Last night, the shareholders of Mount Olympus Awards, LLC had a 4 or 5 hour scheduled meeting in a local office and solidified our plans for the business, which I discussed a few days ago (see Wholesale Chenille Letters, Patches, and Varsity Jacket Business Launching). The end decision was we are going much farther than we originally anticipated after doing a DuPont Return on Equity analysis. Far from being just ruthless on pricing, like I promised, we are about to drop a nuclear bomb on the letterman jacket industry by transforming our company into the same business model used by Rose Blumkin to build Nebraska Furniture Mart. We generate higher returns on equity for shareholders, our customers save money to a degree that wasn’t even possible only a few years ago, and we have the opportunity to compete for additional business that we previously chose not to pursue.
There are four components to this plan, which launches within 12 hours:
1. Drastic retail price reductions on letterman jackets, varsity jackets, and letter sweaters
We are dropping the price of our brand name, American-manufactured stock letterman jackets (companies such as Rock Creek, Holloway, and any remaining DeLong merchandise) to $129.95 from the MSRP of $239.95, giving customers $110.00 off, or 45.84%. We already dominate the industry, yet our market analysis shows that we have an opportunity to more than make up for the price drop in volume profits. Given that there is very little cost of capital due to our business model, there is no down side. In other words, individuals can now purchase their letterman jackets and varsity jackets from us for less than many wholesale companies can purchase them! The same brand names, the same quality, with no minimum orders. We will still earn attractive margins due to the sheer quantity of merchandise moving through our system. The same is true for our letter sweaters, which we are dropping from an MSRP of $180.00 per letter sweater to $69.95, a total discount of $110.05 or 61.14%.

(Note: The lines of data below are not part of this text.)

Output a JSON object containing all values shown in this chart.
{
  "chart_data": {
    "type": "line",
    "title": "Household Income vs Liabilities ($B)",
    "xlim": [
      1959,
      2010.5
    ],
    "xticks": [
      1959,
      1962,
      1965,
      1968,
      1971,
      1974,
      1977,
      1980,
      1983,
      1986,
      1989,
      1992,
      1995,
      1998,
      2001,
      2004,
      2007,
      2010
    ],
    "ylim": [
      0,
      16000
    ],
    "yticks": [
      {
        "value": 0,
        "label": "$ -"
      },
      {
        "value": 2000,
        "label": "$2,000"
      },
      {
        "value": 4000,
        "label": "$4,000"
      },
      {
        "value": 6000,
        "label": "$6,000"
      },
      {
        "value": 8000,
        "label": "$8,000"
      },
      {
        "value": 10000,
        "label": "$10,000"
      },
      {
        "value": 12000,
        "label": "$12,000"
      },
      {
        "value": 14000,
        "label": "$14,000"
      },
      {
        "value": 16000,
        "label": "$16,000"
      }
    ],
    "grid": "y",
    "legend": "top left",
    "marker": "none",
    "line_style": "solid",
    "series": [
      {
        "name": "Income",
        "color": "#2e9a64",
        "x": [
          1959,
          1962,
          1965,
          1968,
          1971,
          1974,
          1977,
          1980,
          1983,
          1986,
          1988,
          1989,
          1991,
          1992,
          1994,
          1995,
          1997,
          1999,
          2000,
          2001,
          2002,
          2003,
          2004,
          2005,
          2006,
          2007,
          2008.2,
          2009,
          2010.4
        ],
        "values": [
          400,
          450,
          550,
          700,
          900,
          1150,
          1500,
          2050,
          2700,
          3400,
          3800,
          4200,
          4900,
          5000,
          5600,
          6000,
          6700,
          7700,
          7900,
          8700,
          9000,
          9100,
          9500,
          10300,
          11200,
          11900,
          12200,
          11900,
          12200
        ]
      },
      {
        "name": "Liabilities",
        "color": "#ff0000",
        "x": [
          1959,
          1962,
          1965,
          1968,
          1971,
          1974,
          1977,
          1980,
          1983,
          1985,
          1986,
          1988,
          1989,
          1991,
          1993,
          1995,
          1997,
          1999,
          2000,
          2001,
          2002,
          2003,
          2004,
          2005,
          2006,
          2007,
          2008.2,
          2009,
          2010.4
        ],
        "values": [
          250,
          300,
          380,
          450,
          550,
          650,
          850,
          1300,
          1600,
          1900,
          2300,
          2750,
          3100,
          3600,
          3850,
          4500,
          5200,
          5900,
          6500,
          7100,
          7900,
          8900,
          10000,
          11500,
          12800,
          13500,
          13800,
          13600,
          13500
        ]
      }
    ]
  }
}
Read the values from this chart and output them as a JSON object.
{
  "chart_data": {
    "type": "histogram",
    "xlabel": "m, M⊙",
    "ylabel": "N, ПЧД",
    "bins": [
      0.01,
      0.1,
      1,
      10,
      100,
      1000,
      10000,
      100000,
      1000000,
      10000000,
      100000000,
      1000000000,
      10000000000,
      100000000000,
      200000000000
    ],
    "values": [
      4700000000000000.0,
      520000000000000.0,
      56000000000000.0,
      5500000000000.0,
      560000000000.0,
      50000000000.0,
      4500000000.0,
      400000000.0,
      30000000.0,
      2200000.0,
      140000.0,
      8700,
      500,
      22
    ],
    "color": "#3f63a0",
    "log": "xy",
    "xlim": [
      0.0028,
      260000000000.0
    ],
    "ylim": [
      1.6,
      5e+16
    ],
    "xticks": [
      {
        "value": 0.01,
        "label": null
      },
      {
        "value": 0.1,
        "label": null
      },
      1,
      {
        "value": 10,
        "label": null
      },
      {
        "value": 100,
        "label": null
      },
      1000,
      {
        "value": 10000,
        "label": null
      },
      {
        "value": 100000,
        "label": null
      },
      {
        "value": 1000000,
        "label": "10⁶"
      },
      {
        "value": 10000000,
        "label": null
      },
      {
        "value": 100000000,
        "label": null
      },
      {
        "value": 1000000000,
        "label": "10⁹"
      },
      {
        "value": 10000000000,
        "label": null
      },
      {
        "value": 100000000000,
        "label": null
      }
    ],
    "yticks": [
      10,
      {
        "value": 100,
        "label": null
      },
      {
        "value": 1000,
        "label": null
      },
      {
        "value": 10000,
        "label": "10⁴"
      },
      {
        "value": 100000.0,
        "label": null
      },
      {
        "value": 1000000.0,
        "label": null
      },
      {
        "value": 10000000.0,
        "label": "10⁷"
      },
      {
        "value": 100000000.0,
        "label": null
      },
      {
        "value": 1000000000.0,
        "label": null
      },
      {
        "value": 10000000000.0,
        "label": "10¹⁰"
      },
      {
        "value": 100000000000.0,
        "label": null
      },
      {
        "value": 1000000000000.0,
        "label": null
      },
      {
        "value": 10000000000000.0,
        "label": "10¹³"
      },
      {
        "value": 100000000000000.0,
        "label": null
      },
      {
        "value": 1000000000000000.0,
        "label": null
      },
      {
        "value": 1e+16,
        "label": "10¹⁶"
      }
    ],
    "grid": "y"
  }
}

2. Launching a direct-to-school and corporate division that offers wholesale prices
We are transforming MOA Team Supply into a direct-to-school and institutional business that will sell wholesale custom chenille letters, patches, and awards at prices below what most American manufacturers can manufacture the product for in their own facilities. These products, with only a few exceptions, are made here in the United States. Due to our volume, we will still make more than adequate compensation (in fact, our profit margins are comparable to those of one of the firms I admire, Bloomberg, LP). My team has identified 3-4 of the top players in this market and we are going to aggressively go after their business. We can beat their prices, and in many cases, offer faster delivery.
3. We will devote whatever capital is necessary to becoming the nation’s largest retailer and direct-to-school custom chenille and letterman jacket company
Mount Olympus Awards has indirectly served as one of the investment vehicles through which I had put capital to work. For instance, during the crash in March of 2010, I used the company’s cash flow to engage the capital markets heavily; e.g., when General Electric had fallen from $40 to below $6, I had the company buy a hell of a lot of common stock and even more LEAP (long-term call options) that have been obscenely profitable and will show up on our 2010 tax return (GE is back up above $16 per share). Hence, the old inside joke among the shareholders that we are basically a hedge fund in drag. In order to support these changes, I will halt all dividends, except tax distributions, and we will retain all of our capital to commit to whatever purchases are necessary with our letterman jacket vendors and suppliers. Capital markets investments will come second to our primary business.
4. We will expand our product offerings into complimentary lines, such as embroidered patches worn by those in the service industry (sewn on or ironed on to a mechanic’s uniform, for instance).
We already have the relationships with the vendors necessary to immediately jump head first into this line of business, and we attract millions upon millions of page views at our various online sites each year. With a database of tens of thousands of customer names, we can hit the ground running.
The Ultimate Plan
Despite my general distaste for selling assets, I would consider selling the letterman jacket business within 3-5 years (not before then because the things we have in development are paying off heavily, meaning that every day that goes by, the underlying operating profits and cash flow continues to expand geometrically and that would mean a higher valuation for us, and a better, more powerful strategic asset for the firm that acquired us).